Obtain the maximum voltage by comparison of the given expression for the output with the general expression:
\Delta v=(2.00\times10^{2}\,\mathrm{V})\,\sin\,2\pi \mathrm{ft}\qquad\Delta v=\Delta V_{\mathrm{max}}\sin\,2\pi\mathrm{ft}
→ \Delta V_{\mathrm{max}}=2.00\times10^{2}\,\mathrm{V}
Next, substitute into Equation 21.3 to find the rms voltage of the source:
\Delta V_{\mathrm{rms}}={\frac{\Delta V_{\mathrm{max}}}{\sqrt{2}}}={\frac{{2}.00\ \times{10^{2}\,\mathrm{V}}}{\sqrt{2}}}=\ {141\,{\mathrm{V}}}
\Delta V_{\mathrm{rms}}={\frac{\Delta V_{\mathrm{max}}}{\sqrt{2}}}=0.707 \Delta V_{max} [21.3]
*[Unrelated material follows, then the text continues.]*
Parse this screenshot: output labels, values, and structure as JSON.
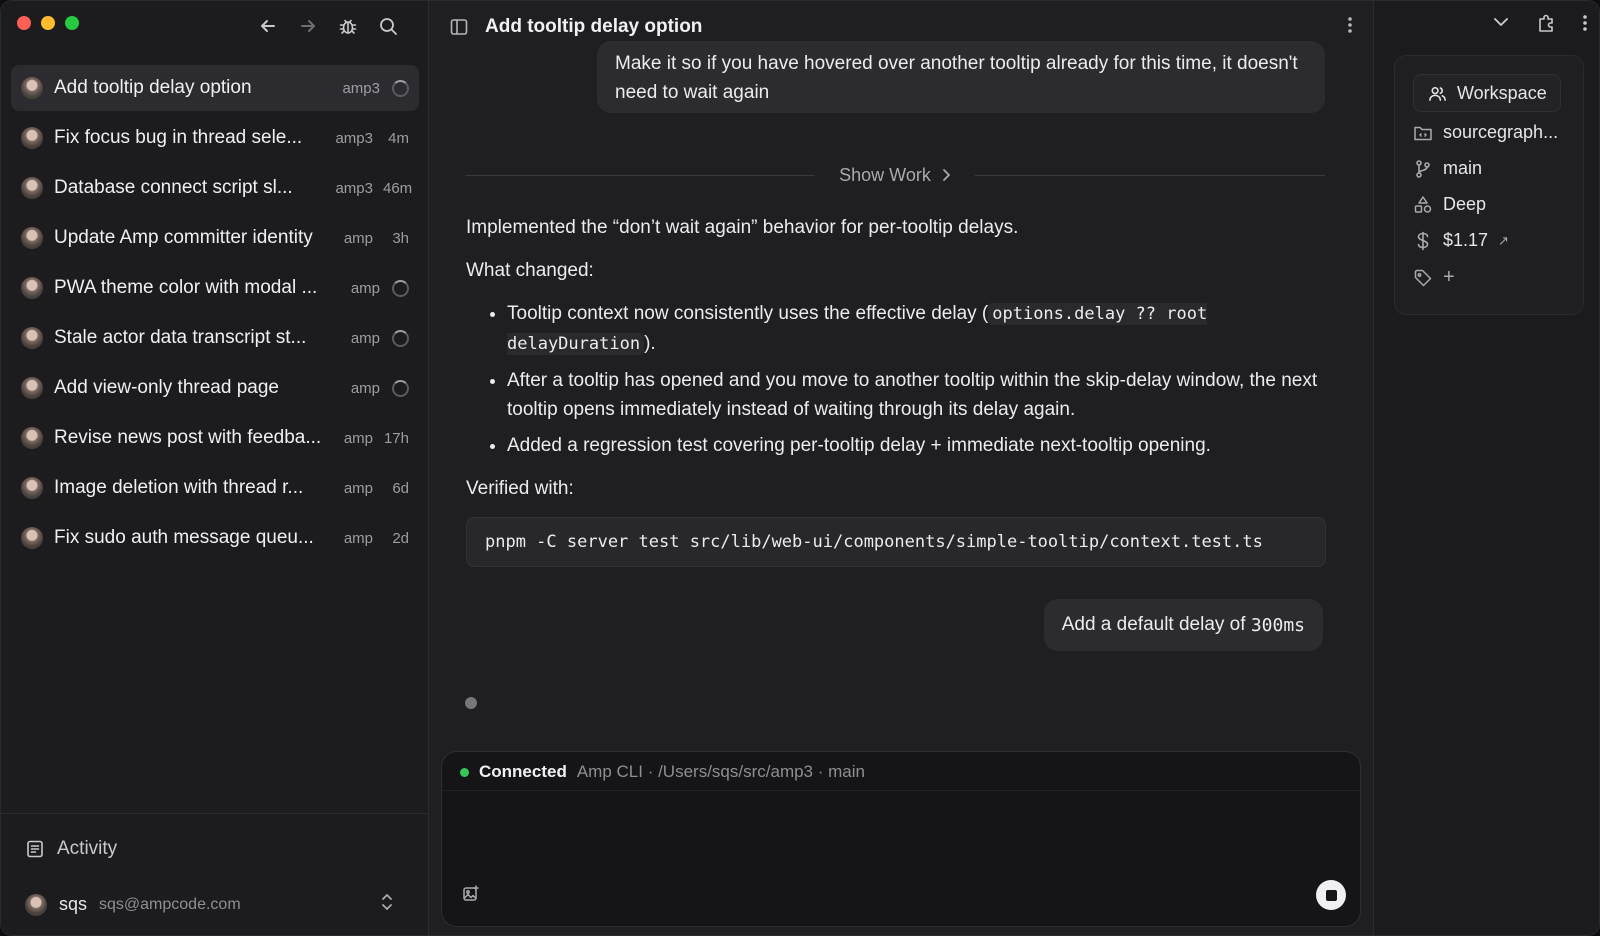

Substitute this result into Ohm’s law to find the rms current:
I_{\mathrm{rms}}={\frac{\Delta V_{\mathrm{rms}}}{R}}={\frac{141\,\mathrm{V}}{1.00~\times~10^{2}\,\Omega}}=\ \ {1.41\,\mathrm{A}}
REMARKS Notice how the concept of rms values allows the handling of an AC circuit quantitatively in much the same way as a DC circuit.